Watching the stock markets collapsing around the globe, a spectator might be excused for asking who is in charge? Or has it really come down to an interconnected world where one spark can ignite the whole shebang.? The answer depends on who you ask.
The traders employed by the bankers will tell us that indeed it is an interconnected world where trillions of dollars in derivatives are sloshing around waiting for the hair-trigger fingers of algorithms designed by quants. This is the scary world that few understand even though it accounts for the majority of trading volume on the worlds exchanges.
A more rational explanation might be that asset values (stocks) driven up by years of zero interest rates (easy money) were just looking for a return path to sanity. All that was needed was the excuse, that in this case, happened to be China.

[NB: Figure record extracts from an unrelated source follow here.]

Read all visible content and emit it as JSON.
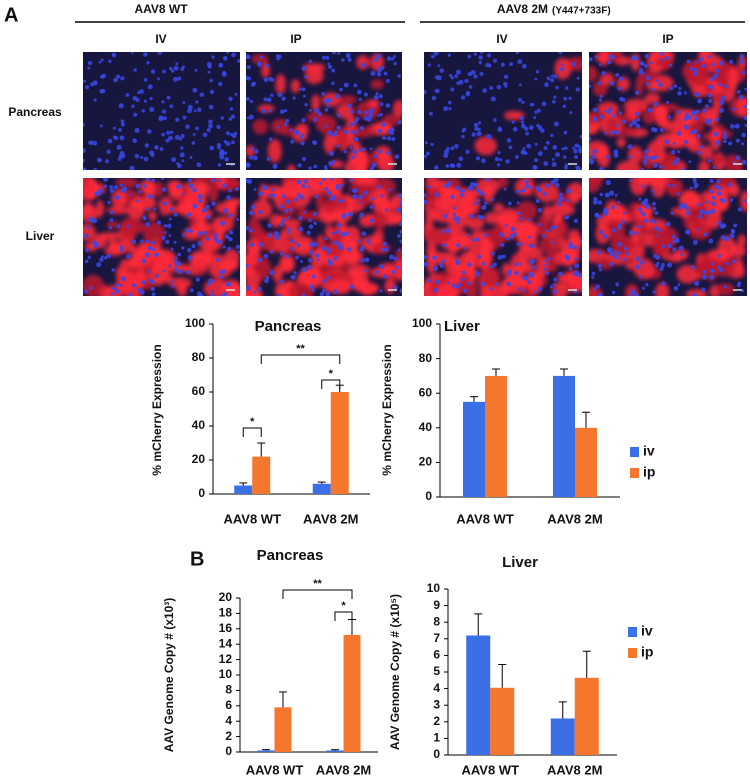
{
  "figure": {
    "panel_a": "A",
    "panel_b": "B",
    "group_labels": [
      "AAV8 WT",
      "AAV8 2M"
    ],
    "group_note": "(Y447+733F)",
    "route_labels": [
      "IV",
      "IP",
      "IV",
      "IP"
    ],
    "row_labels": [
      "Pancreas",
      "Liver"
    ]
  },
  "chart_data": [
    {
      "type": "bar",
      "title": "Pancreas",
      "y_label": "% mCherry Expression",
      "categories": [
        "AAV8 WT",
        "AAV8 2M"
      ],
      "series": [
        {
          "color": "#3a6fe6",
          "values": [
            5,
            6
          ],
          "errors": [
            1.5,
            1
          ]
        },
        {
          "color": "#f5772e",
          "values": [
            22,
            60
          ],
          "errors": [
            8,
            4
          ]
        }
      ],
      "ylim": [
        0,
        100
      ],
      "yticks": [
        0,
        20,
        40,
        60,
        80,
        100
      ],
      "annotations": [
        "*",
        "**",
        "*"
      ]
    },
    {
      "type": "bar",
      "title": "Liver",
      "y_label": "% mCherry Expression",
      "categories": [
        "AAV8 WT",
        "AAV8 2M"
      ],
      "series": [
        {
          "name": "iv",
          "color": "#3a6fe6",
          "values": [
            55,
            70
          ],
          "errors": [
            3,
            4
          ]
        },
        {
          "name": "ip",
          "color": "#f5772e",
          "values": [
            70,
            40
          ],
          "errors": [
            4,
            9
          ]
        }
      ],
      "ylim": [
        0,
        100
      ],
      "yticks": [
        0,
        20,
        40,
        60,
        80,
        100
      ],
      "legend": "right"
    },
    {
      "type": "bar",
      "title": "Pancreas",
      "y_label": "AAV Genome Copy # (x10³)",
      "categories": [
        "AAV8 WT",
        "AAV8 2M"
      ],
      "series": [
        {
          "color": "#3a6fe6",
          "values": [
            0.2,
            0.2
          ],
          "errors": [
            0.1,
            0.1
          ]
        },
        {
          "color": "#f5772e",
          "values": [
            5.8,
            15.2
          ],
          "errors": [
            2,
            2
          ]
        }
      ],
      "ylim": [
        0,
        20
      ],
      "yticks": [
        0,
        2,
        4,
        6,
        8,
        10,
        12,
        14,
        16,
        18,
        20
      ],
      "annotations": [
        "**",
        "*"
      ]
    },
    {
      "type": "bar",
      "title": "Liver",
      "y_label": "AAV Genome Copy # (x10⁵)",
      "categories": [
        "AAV8 WT",
        "AAV8 2M"
      ],
      "series": [
        {
          "name": "iv",
          "color": "#3a6fe6",
          "values": [
            7.2,
            2.2
          ],
          "errors": [
            1.3,
            1
          ]
        },
        {
          "name": "ip",
          "color": "#f5772e",
          "values": [
            4.05,
            4.65
          ],
          "errors": [
            1.4,
            1.6
          ]
        }
      ],
      "ylim": [
        0,
        10
      ],
      "yticks": [
        0,
        1,
        2,
        3,
        4,
        5,
        6,
        7,
        8,
        9,
        10
      ],
      "legend": "right"
    }
  ]
}
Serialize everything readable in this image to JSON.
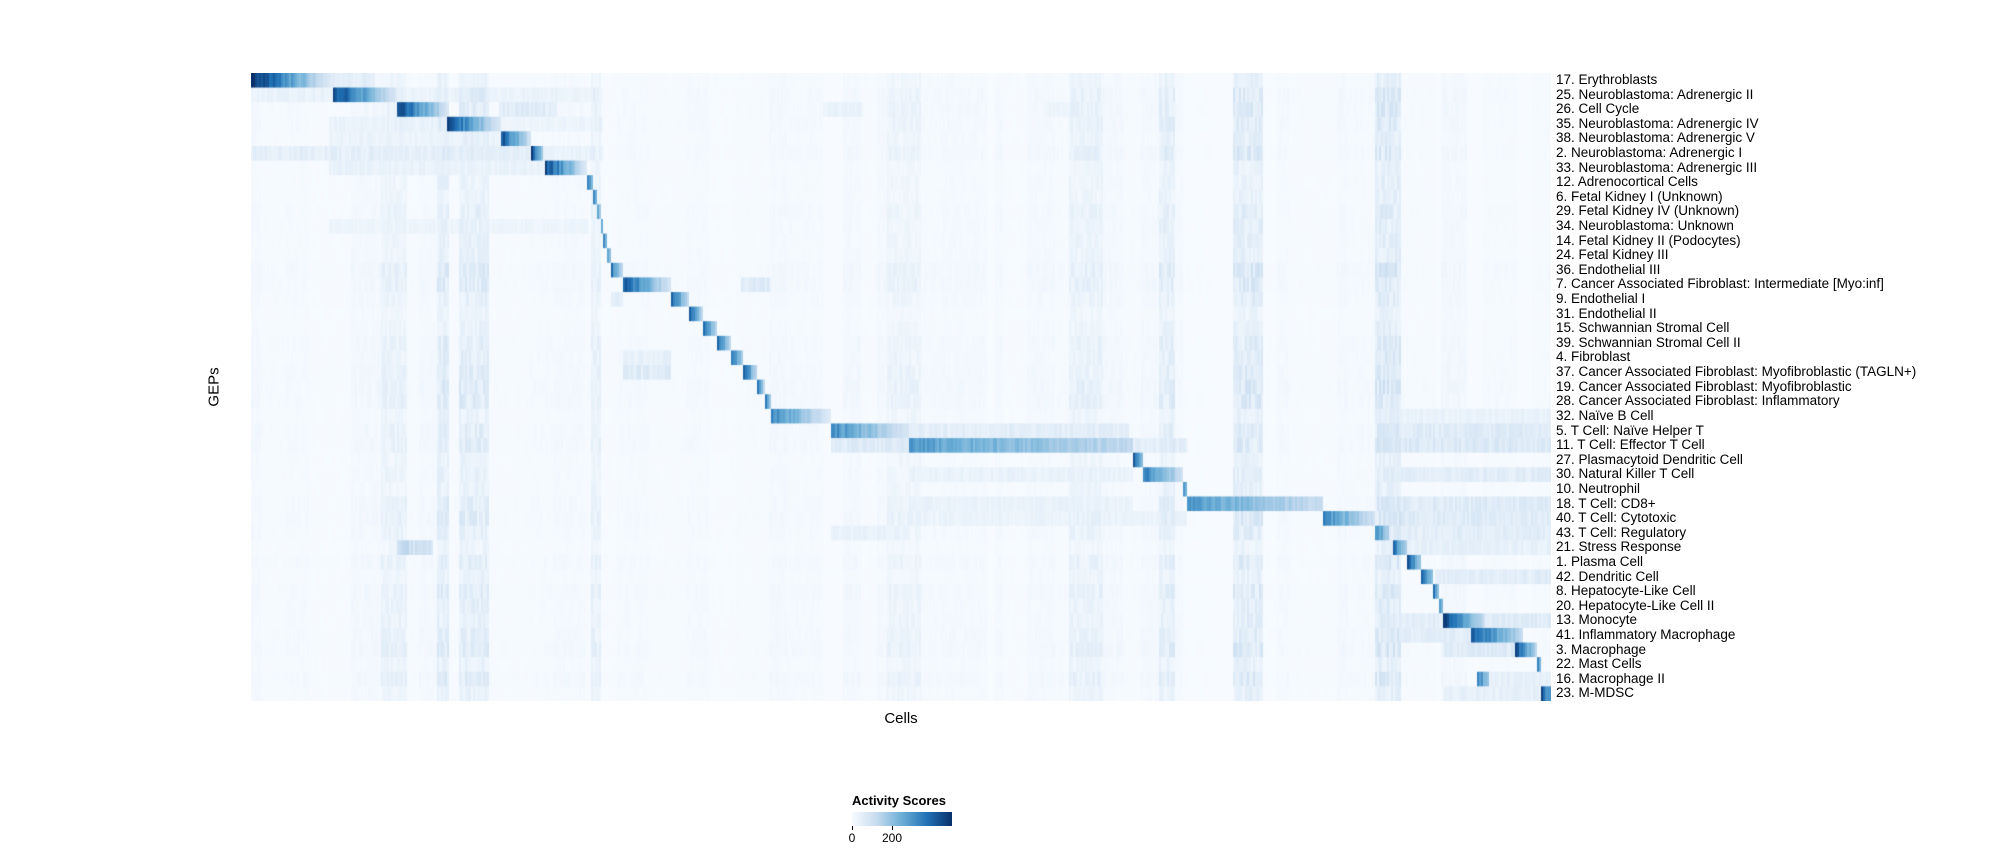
{
  "chart_data": {
    "type": "heatmap",
    "title": "",
    "xlabel": "Cells",
    "ylabel": "GEPs",
    "colormap": "Blues",
    "background_color": "#f7fbff",
    "dark_color": "#08306b",
    "legend": {
      "title": "Activity Scores",
      "ticks": [
        0,
        200
      ],
      "min": 0,
      "max": 500,
      "position": "bottom-center"
    },
    "grid": false,
    "rows": [
      {
        "label": "17. Erythroblasts",
        "blocks": [
          [
            0.0,
            0.063,
            500,
            0.1
          ]
        ],
        "bands": [
          [
            0.063,
            0.095,
            60
          ]
        ]
      },
      {
        "label": "25. Neuroblastoma: Adrenergic II",
        "blocks": [
          [
            0.063,
            0.112,
            460,
            0.15
          ]
        ],
        "bands": [
          [
            0.0,
            0.063,
            40
          ],
          [
            0.112,
            0.27,
            35
          ]
        ]
      },
      {
        "label": "26. Cell Cycle",
        "blocks": [
          [
            0.112,
            0.15,
            470,
            0.2
          ]
        ],
        "bands": [
          [
            0.19,
            0.235,
            70
          ],
          [
            0.44,
            0.47,
            40
          ],
          [
            0.61,
            0.63,
            35
          ]
        ]
      },
      {
        "label": "35. Neuroblastoma: Adrenergic IV",
        "blocks": [
          [
            0.15,
            0.192,
            450,
            0.15
          ]
        ],
        "bands": [
          [
            0.06,
            0.15,
            40
          ],
          [
            0.192,
            0.27,
            30
          ]
        ]
      },
      {
        "label": "38. Neuroblastoma: Adrenergic V",
        "blocks": [
          [
            0.192,
            0.215,
            430,
            0.2
          ]
        ],
        "bands": [
          [
            0.06,
            0.192,
            35
          ]
        ]
      },
      {
        "label": "2. Neuroblastoma: Adrenergic I",
        "blocks": [
          [
            0.215,
            0.224,
            480,
            0.3
          ]
        ],
        "bands": [
          [
            0.0,
            0.215,
            55
          ],
          [
            0.224,
            0.27,
            40
          ]
        ]
      },
      {
        "label": "33. Neuroblastoma: Adrenergic III",
        "blocks": [
          [
            0.226,
            0.258,
            450,
            0.15
          ]
        ],
        "bands": [
          [
            0.06,
            0.226,
            40
          ]
        ]
      },
      {
        "label": "12. Adrenocortical Cells",
        "blocks": [
          [
            0.258,
            0.262,
            380,
            0.5
          ]
        ],
        "bands": []
      },
      {
        "label": "6. Fetal Kidney I (Unknown)",
        "blocks": [
          [
            0.262,
            0.2655,
            370,
            0.5
          ]
        ],
        "bands": []
      },
      {
        "label": "29. Fetal Kidney IV (Unknown)",
        "blocks": [
          [
            0.2655,
            0.268,
            350,
            0.5
          ]
        ],
        "bands": []
      },
      {
        "label": "34. Neuroblastoma: Unknown",
        "blocks": [
          [
            0.268,
            0.2705,
            350,
            0.5
          ]
        ],
        "bands": [
          [
            0.06,
            0.26,
            30
          ]
        ]
      },
      {
        "label": "14. Fetal Kidney II (Podocytes)",
        "blocks": [
          [
            0.2705,
            0.273,
            360,
            0.5
          ]
        ],
        "bands": []
      },
      {
        "label": "24. Fetal Kidney III",
        "blocks": [
          [
            0.273,
            0.2755,
            350,
            0.5
          ]
        ],
        "bands": []
      },
      {
        "label": "36. Endothelial III",
        "blocks": [
          [
            0.2755,
            0.285,
            400,
            0.3
          ]
        ],
        "bands": []
      },
      {
        "label": "7. Cancer Associated Fibroblast: Intermediate [Myo:inf]",
        "blocks": [
          [
            0.285,
            0.322,
            430,
            0.2
          ]
        ],
        "bands": [
          [
            0.376,
            0.4,
            70
          ]
        ]
      },
      {
        "label": "9. Endothelial I",
        "blocks": [
          [
            0.322,
            0.336,
            440,
            0.25
          ]
        ],
        "bands": [
          [
            0.2755,
            0.285,
            60
          ]
        ]
      },
      {
        "label": "31. Endothelial II",
        "blocks": [
          [
            0.336,
            0.347,
            420,
            0.25
          ]
        ],
        "bands": []
      },
      {
        "label": "15. Schwannian Stromal Cell",
        "blocks": [
          [
            0.347,
            0.358,
            430,
            0.25
          ]
        ],
        "bands": []
      },
      {
        "label": "39. Schwannian Stromal Cell II",
        "blocks": [
          [
            0.358,
            0.368,
            410,
            0.3
          ]
        ],
        "bands": []
      },
      {
        "label": "4. Fibroblast",
        "blocks": [
          [
            0.368,
            0.378,
            420,
            0.3
          ]
        ],
        "bands": [
          [
            0.285,
            0.322,
            50
          ]
        ]
      },
      {
        "label": "37. Cancer Associated Fibroblast: Myofibroblastic (TAGLN+)",
        "blocks": [
          [
            0.378,
            0.388,
            430,
            0.3
          ]
        ],
        "bands": [
          [
            0.285,
            0.322,
            70
          ]
        ]
      },
      {
        "label": "19. Cancer Associated Fibroblast: Myofibroblastic",
        "blocks": [
          [
            0.388,
            0.394,
            410,
            0.35
          ]
        ],
        "bands": []
      },
      {
        "label": "28. Cancer Associated Fibroblast: Inflammatory",
        "blocks": [
          [
            0.394,
            0.4,
            400,
            0.35
          ]
        ],
        "bands": []
      },
      {
        "label": "32. Naïve B Cell",
        "blocks": [
          [
            0.4,
            0.445,
            340,
            0.2
          ]
        ],
        "bands": [
          [
            0.87,
            1.0,
            40
          ]
        ]
      },
      {
        "label": "5. T Cell: Naïve Helper T",
        "blocks": [
          [
            0.445,
            0.505,
            330,
            0.25
          ]
        ],
        "bands": [
          [
            0.505,
            0.675,
            60
          ],
          [
            0.87,
            1.0,
            70
          ]
        ]
      },
      {
        "label": "11. T Cell: Effector T Cell",
        "blocks": [
          [
            0.505,
            0.678,
            290,
            0.45
          ]
        ],
        "bands": [
          [
            0.445,
            0.505,
            70
          ],
          [
            0.678,
            0.72,
            60
          ],
          [
            0.87,
            1.0,
            80
          ]
        ]
      },
      {
        "label": "27. Plasmacytoid Dendritic Cell",
        "blocks": [
          [
            0.678,
            0.686,
            420,
            0.4
          ]
        ],
        "bands": []
      },
      {
        "label": "30. Natural Killer T Cell",
        "blocks": [
          [
            0.686,
            0.716,
            350,
            0.3
          ]
        ],
        "bands": [
          [
            0.505,
            0.678,
            40
          ],
          [
            0.87,
            1.0,
            60
          ]
        ]
      },
      {
        "label": "10. Neutrophil",
        "blocks": [
          [
            0.716,
            0.72,
            380,
            0.5
          ]
        ],
        "bands": []
      },
      {
        "label": "18. T Cell: CD8+",
        "blocks": [
          [
            0.72,
            0.824,
            290,
            0.4
          ]
        ],
        "bands": [
          [
            0.505,
            0.678,
            40
          ],
          [
            0.87,
            1.0,
            70
          ]
        ]
      },
      {
        "label": "40. T Cell: Cytotoxic",
        "blocks": [
          [
            0.824,
            0.864,
            330,
            0.3
          ]
        ],
        "bands": [
          [
            0.505,
            0.72,
            35
          ],
          [
            0.87,
            1.0,
            70
          ]
        ]
      },
      {
        "label": "43. T Cell: Regulatory",
        "blocks": [
          [
            0.864,
            0.875,
            340,
            0.4
          ]
        ],
        "bands": [
          [
            0.445,
            0.505,
            40
          ],
          [
            0.87,
            1.0,
            60
          ]
        ]
      },
      {
        "label": "21. Stress Response",
        "blocks": [
          [
            0.877,
            0.889,
            400,
            0.3
          ]
        ],
        "bands": [
          [
            0.112,
            0.14,
            120
          ],
          [
            0.87,
            1.0,
            50
          ]
        ]
      },
      {
        "label": "1. Plasma Cell",
        "blocks": [
          [
            0.889,
            0.899,
            420,
            0.4
          ]
        ],
        "bands": []
      },
      {
        "label": "42. Dendritic Cell",
        "blocks": [
          [
            0.899,
            0.909,
            400,
            0.4
          ]
        ],
        "bands": [
          [
            0.91,
            1.0,
            60
          ]
        ]
      },
      {
        "label": "8. Hepatocyte-Like Cell",
        "blocks": [
          [
            0.909,
            0.9125,
            380,
            0.5
          ]
        ],
        "bands": []
      },
      {
        "label": "20. Hepatocyte-Like Cell II",
        "blocks": [
          [
            0.9125,
            0.916,
            370,
            0.5
          ]
        ],
        "bands": []
      },
      {
        "label": "13. Monocyte",
        "blocks": [
          [
            0.916,
            0.948,
            460,
            0.25
          ]
        ],
        "bands": [
          [
            0.87,
            0.916,
            60
          ],
          [
            0.948,
            1.0,
            70
          ]
        ]
      },
      {
        "label": "41. Inflammatory Macrophage",
        "blocks": [
          [
            0.938,
            0.978,
            420,
            0.3
          ]
        ],
        "bands": [
          [
            0.87,
            0.938,
            60
          ]
        ]
      },
      {
        "label": "3. Macrophage",
        "blocks": [
          [
            0.972,
            0.988,
            440,
            0.3
          ]
        ],
        "bands": [
          [
            0.916,
            0.972,
            70
          ]
        ]
      },
      {
        "label": "22. Mast Cells",
        "blocks": [
          [
            0.988,
            0.991,
            420,
            0.6
          ]
        ],
        "bands": []
      },
      {
        "label": "16. Macrophage II",
        "blocks": [
          [
            0.942,
            0.952,
            380,
            0.4
          ]
        ],
        "bands": [
          [
            0.952,
            1.0,
            50
          ]
        ]
      },
      {
        "label": "23. M-MDSC",
        "blocks": [
          [
            0.991,
            1.0,
            470,
            0.5
          ]
        ],
        "bands": [
          [
            0.916,
            0.991,
            50
          ]
        ]
      }
    ]
  }
}
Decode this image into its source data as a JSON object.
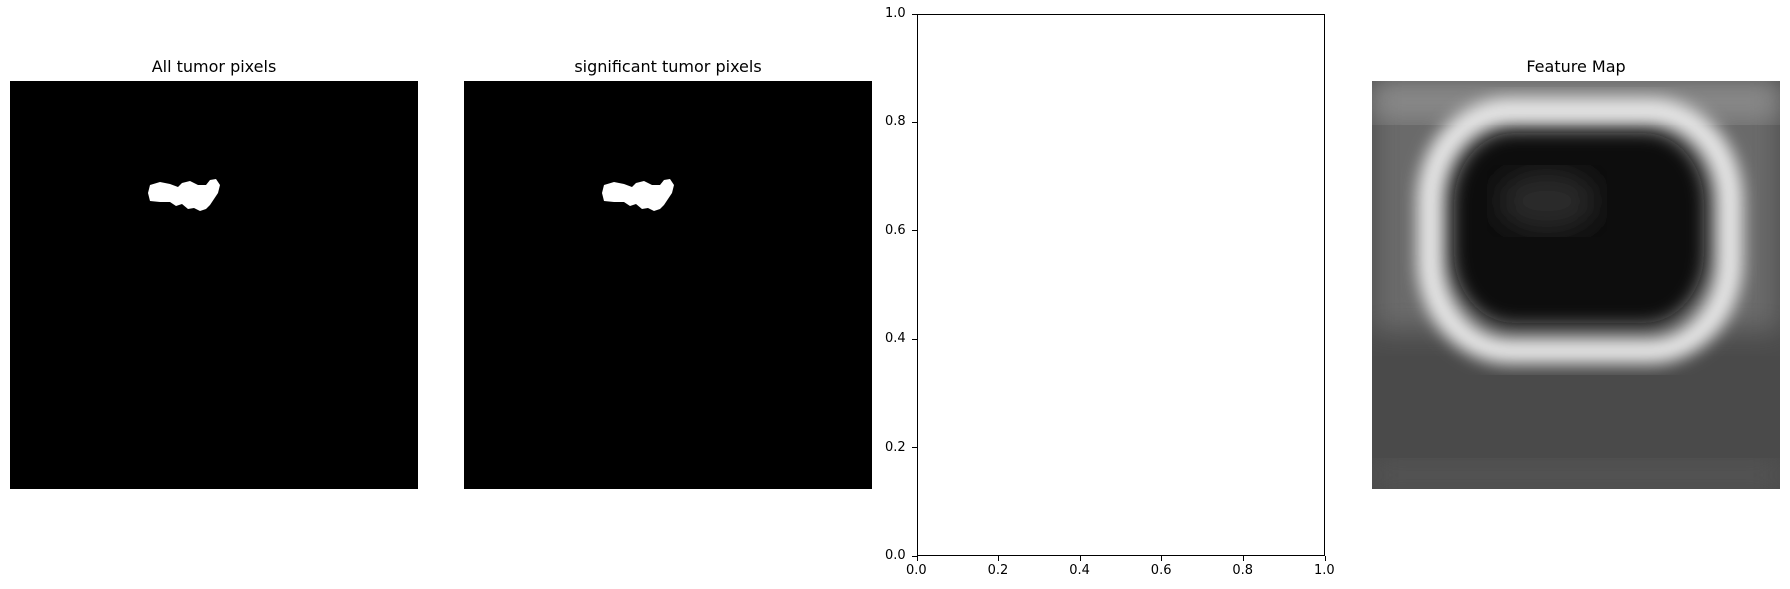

I have written before about China’s need for continued growth as a way for the Communist Party to control the proletariat. I do not think this has changed. But I suspect that controlling the levers of power is proving to be easier said then done. The very thought of a tightly controlled economy with massive State Owned Enterprises placed along side of rampant capitalism boggles the mind. There is absolutely no precedent for such a hybrid and consequently it is very difficult to figure out what is going on. I doubt however, if the lofty growth rates thrown about by the Communist elite, bear much resemblance to the Gross Domestic Product numbers used by the rest of the World.
The Baltic Dry Index (a measure of what shippers are prepared to pay for shipping capacity) has been falling for two years, and is now near an all time low. The Commodity Index has also been in free fall leading to the inescapable conclusion that World Trade has been slowing for some time. If it were not for the hysteria over China, this might well be chalked up to more normal long-term cyclical patterns.
The flip side of the China Syndrome is why would the likes of India. Brazil and South East Asia not be subject to well established business cycles? Have the bankers and rulers of these countries unlocked the secret of controlled growth? I think not.
As an old-timer I have to admit I have witnessed at least four commodity cycles and I fail to see the difference this time around. The players may be different but the cause is still the same. Too much cheap money pumped into increasing capacity ahead of the growth in demand.
The volatility of the correction had nothing to do with the planners or the players and everything to do with technology and good old-fashioned greed.